Since the disease manifests itself in attacks and a person’s life depends on its course, first medical aid provided by someone around them is extremely important.

First of all, the patient must be seated, oxygen access must be made possible - fresh air, if the patient is taking antianginal drugs like nitroglycerin and has a couple of tablets on hand, you need to help him take one or two of them.

If you are not sure that such a drug is allowed for the patient, do not give anything and wait for the ambulance to arrive. This is a very sensitive point, which is disputed in the courts and other authorities. But in any case, the pill can help, as well as harm.

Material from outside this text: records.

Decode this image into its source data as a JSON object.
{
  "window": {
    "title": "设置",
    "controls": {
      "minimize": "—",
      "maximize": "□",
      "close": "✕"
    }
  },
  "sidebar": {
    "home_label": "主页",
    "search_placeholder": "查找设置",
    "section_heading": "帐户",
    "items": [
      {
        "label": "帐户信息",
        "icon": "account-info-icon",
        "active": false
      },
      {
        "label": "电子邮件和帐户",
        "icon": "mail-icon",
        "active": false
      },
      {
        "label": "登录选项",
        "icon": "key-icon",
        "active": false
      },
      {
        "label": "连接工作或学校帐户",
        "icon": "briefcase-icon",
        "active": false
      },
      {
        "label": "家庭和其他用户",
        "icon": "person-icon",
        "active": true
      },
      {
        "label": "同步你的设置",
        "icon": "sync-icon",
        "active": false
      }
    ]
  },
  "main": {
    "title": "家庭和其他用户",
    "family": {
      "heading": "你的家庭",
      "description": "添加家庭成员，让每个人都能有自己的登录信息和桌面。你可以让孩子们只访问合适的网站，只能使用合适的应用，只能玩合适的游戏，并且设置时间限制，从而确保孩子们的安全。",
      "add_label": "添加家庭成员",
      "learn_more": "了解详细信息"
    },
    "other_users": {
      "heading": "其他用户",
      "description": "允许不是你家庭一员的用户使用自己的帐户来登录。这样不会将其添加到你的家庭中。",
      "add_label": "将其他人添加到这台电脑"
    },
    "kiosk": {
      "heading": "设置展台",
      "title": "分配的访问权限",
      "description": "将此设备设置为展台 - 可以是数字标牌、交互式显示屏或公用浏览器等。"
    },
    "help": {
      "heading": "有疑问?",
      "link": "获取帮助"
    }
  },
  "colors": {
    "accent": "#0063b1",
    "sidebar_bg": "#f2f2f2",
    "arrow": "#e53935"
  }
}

In the hospital degree necessary assistance determined by doctors. But first of all comes pain relief, since it is pain that deprives the heart of oxygen. Next, a whole bunch of drugs are prescribed, including:

  • Beta blockers;
  • diuretics;
  • antianginal agents;
  • acetylsalicylic acid or clopidogrel.

The dose and regimen are determined by the doctor. You can't rely on a list medicines, take and start taking any drug from the specified group. For example, doctors are selective in prescribing acetylsalicylic acid, since in its presence there is an increase in the concentration of nitroglycerin in the blood plasma, which can lead to severe headaches. Although for many patients it is aspirin that saves their lives after an attack.

In addition, there are a number of therapeutic measures aimed at dissolving the blood clot. For this purpose it is used special drug. Treatment can also be surgical, when a special catheter is inserted into the coronary artery in order to remove plaque from the vessel wall. These methods include angiography and endovascular surgery. Subject to several other principles coronary artery bypass surgery, in which a path is laid to bypass the blocked area of ​​the vessel.

It’s impossible not to touch on this topic preventive treatment, referring to cases where a person has repeatedly experienced attacks of tachycardia, panic situations, as well as nervous stress. All this is a direct prerequisite for AMI.